The lessons of the Great Proletarian Cultural Revolution are of universal significance. A fresh wave swept through the international communist movement, giving rise to new Marxist-Leninist parties and anti-revisionist centers in many countries. In India, Comrade Charu Mazumdar, martyred leader of the Communist Party of lndia(Marxist-Leninist) and organizer of the Naxalbari uprising, pointed out: “Naxalbari represented the first ever application of Mao Tsetung Thought on the soil of India”. In the Philippines, the Communist Party of the Philippines and the New People’s Army were re-established on the basis of Marxism-Leninism-Mao Tsetung Thought. And in many other countries the communist movement surged forward. North America was no exception. In Canada the Communist Party of Canada (Marxist-Leninist) was founded at the call of the Great Proletarian Cultural Revolution. In the U.S., the American Communist Workers Movement (Marxist-Leninist), a predecessor of COUSML, was founded as the first national center for the dissemination of Mao Tsetung Thought. The imperialist cultural counter-revolution of the 60’s, used to undermine the youth and student movement, also gave particular urgency to the study of the lessons of the Great Proletarian Cultural Revolution.

Thus the victories of the Great Proletarian Cultural Revolution, which were summed up at the Ninth National Congress of the Communist Party of China, had great significance both for China and for the entire international communist movement. But Chairman Mao had already pointed out that the issue of who will win in the revolution can only be settled over a long historical period. Not one or two, or even three or four cultural revolutions will suffice to settle everything. As Chairman Mao teaches: ’The present Great Cultural Revolution is only the first; and there will inevitably be many more in the future. The issue of who will win in the revolution can only be settled over a long historical period. If things are not properly handled, it is possible for a capitalist restoration to take place at any time. It should not be thought by any Party member or any one of the people in our country that everything will be all right after one or two Great Cultural Revolutions, or three or four. We must be very much on the alert and never lose our vigilance”. Thus the class struggle in China did not stop with the defeat of China’s Khrushchov, Liu Shao-chi. Soon Lin Piao, the ultra-rightist and superspy for Soviet social-imperialism, jumped out for a trial of strength with the proletariat. Lin Piao regarded the Great Proletarian Cultural Revolution as “ultra-left” and cursed the socialist new things that had come into being. The Lin Piao anti-Party clique slandered intellectuals integrating themselves with the workers and peasants and going to the countryside as “reform through forced labor in a disguised form”, slandered the communist spirit displayed by the working class in criticizing the revisionist “material incentives” as “exploitation in a disguised form” and slandered office cadre going to May 7 Cadre Schools as “unemployment in a disguised form.” Lin Piao was rabid about these things because they blocked his ambitions to restore capitalism in China and set up a fascist Lin dynasty ruling China in the interests of the New Tsars of Russia. The Tenth National Congress of the Communist Party of China summed up the great victory of the Chinese people in smashing the Lin Piao anti-Party clique.

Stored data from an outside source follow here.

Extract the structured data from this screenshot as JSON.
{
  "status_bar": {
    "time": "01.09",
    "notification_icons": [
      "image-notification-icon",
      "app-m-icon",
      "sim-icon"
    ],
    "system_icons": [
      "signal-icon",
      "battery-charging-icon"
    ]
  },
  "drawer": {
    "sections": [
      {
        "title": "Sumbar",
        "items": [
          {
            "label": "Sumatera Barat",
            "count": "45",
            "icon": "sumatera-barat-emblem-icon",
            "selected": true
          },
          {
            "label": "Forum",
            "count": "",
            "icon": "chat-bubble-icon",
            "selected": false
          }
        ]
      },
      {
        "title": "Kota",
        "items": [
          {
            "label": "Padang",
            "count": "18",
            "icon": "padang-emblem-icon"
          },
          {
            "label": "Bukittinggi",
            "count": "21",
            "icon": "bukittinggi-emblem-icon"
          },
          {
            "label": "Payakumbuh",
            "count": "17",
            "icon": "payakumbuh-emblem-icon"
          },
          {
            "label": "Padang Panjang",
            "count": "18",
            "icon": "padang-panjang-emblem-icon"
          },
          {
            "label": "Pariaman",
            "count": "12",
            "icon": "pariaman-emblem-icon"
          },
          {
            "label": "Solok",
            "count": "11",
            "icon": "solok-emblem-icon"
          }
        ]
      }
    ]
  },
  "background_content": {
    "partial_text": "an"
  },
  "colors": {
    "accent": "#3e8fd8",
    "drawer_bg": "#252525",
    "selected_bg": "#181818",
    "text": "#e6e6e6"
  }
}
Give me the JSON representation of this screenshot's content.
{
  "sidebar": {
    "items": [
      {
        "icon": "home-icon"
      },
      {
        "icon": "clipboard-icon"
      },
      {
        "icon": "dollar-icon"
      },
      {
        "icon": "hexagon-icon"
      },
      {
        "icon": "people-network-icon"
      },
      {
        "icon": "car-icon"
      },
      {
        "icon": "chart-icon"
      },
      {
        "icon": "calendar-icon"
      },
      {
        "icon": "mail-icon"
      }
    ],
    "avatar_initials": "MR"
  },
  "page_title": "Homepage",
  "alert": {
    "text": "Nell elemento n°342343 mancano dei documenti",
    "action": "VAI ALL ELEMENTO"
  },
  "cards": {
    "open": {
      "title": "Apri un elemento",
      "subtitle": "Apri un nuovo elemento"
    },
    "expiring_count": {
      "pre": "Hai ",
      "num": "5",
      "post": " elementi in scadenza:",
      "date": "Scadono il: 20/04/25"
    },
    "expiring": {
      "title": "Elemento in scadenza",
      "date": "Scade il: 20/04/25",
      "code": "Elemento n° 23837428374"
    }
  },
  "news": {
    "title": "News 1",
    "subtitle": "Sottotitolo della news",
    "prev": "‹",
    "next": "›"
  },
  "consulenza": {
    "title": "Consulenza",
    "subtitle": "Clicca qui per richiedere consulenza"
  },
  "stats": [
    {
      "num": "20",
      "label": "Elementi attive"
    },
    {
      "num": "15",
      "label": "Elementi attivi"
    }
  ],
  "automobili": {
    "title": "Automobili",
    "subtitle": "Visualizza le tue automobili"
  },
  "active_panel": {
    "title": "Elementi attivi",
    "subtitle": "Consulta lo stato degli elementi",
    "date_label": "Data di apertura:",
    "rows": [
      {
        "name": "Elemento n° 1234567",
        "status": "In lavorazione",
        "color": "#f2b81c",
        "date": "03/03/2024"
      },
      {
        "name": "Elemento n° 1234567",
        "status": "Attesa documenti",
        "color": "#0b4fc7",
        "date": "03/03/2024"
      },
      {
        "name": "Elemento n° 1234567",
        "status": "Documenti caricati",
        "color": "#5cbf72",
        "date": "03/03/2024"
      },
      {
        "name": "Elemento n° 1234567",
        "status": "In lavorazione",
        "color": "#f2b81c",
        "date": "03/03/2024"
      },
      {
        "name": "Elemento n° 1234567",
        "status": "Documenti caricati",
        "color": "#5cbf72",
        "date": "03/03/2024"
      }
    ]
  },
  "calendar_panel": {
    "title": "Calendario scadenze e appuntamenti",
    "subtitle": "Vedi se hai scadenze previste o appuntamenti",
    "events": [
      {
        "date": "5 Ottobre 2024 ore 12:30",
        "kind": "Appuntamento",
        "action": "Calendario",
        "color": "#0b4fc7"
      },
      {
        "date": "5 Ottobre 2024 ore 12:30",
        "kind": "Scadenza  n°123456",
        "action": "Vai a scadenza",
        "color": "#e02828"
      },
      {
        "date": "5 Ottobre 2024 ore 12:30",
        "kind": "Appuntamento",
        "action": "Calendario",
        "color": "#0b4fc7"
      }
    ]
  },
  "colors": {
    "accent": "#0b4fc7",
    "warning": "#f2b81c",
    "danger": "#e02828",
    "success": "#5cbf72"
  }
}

Today, on the tenth anniversary of the Great Proletarian Cultural Revolution, a profound revolutionary mass movement is stirring all across China, a movement to defeat the right deviationist wind of the capitalist-roaders and denounce the arch-unrepentant capitalist-roader, Teng Hsiao-ping. Teng Hsiao-ping had worked in collaboration with China’s Khrushchov, Liu Shao-chi, in pushing a counter-revolutionary revisionist line. Criticized during the Cultural Revolution, he claimed to express his willingness to mend his ways and declared that he would “never reverse the verdict”. Yet once back in a position to wield some power, he again practiced a counter-revolutionary revisionist line negating class struggle in words while waging bitter class struggle in deeds against the proletariat to try and overthrow it. The right deviationist wind fanned up by him seeks to reverse the correct verdicts passed by the masses in the Great Proletarian Cultural Revolution and to negate the Cultural Revolution itself. The capitalist-roaders represented by Teng Hsiao-ping are out to restore capitalism in China. The counter-revolutionary incident staged by them on April 5 of this year is a further illustration of the profound nature of class struggle under the dictatorship of the proletariat. The smashing of the counter-revolutionary elements who staged the incident by the might of the proletarian dictatorship, by the workers’ militia, caused great consternation to the bourgeoisie in China and abroad. The sorrow shown by the Soviet revisionists upon the dismissal of Teng Hsiao-ping from all posts inside and outside the Party is eloquent testimony concerning whose class interests the right deviationist wind serves! Chairman Mao has penetrated to the essence of the matter and, defending and developing Marxism, has pointed out “With the socialist revolution they themselves come under fire. At the time of the co-operative transformation of agriculture there were people in the Party who opposed it, when it comes to criticizing bourgeois right, they resent it. You are making the socialist revolution, and yet don’t know where the bourgeoisie is. It is right in the Communist Party – those in power taking the capitalist road. The capitalist-roaders are still on the capitalist road.”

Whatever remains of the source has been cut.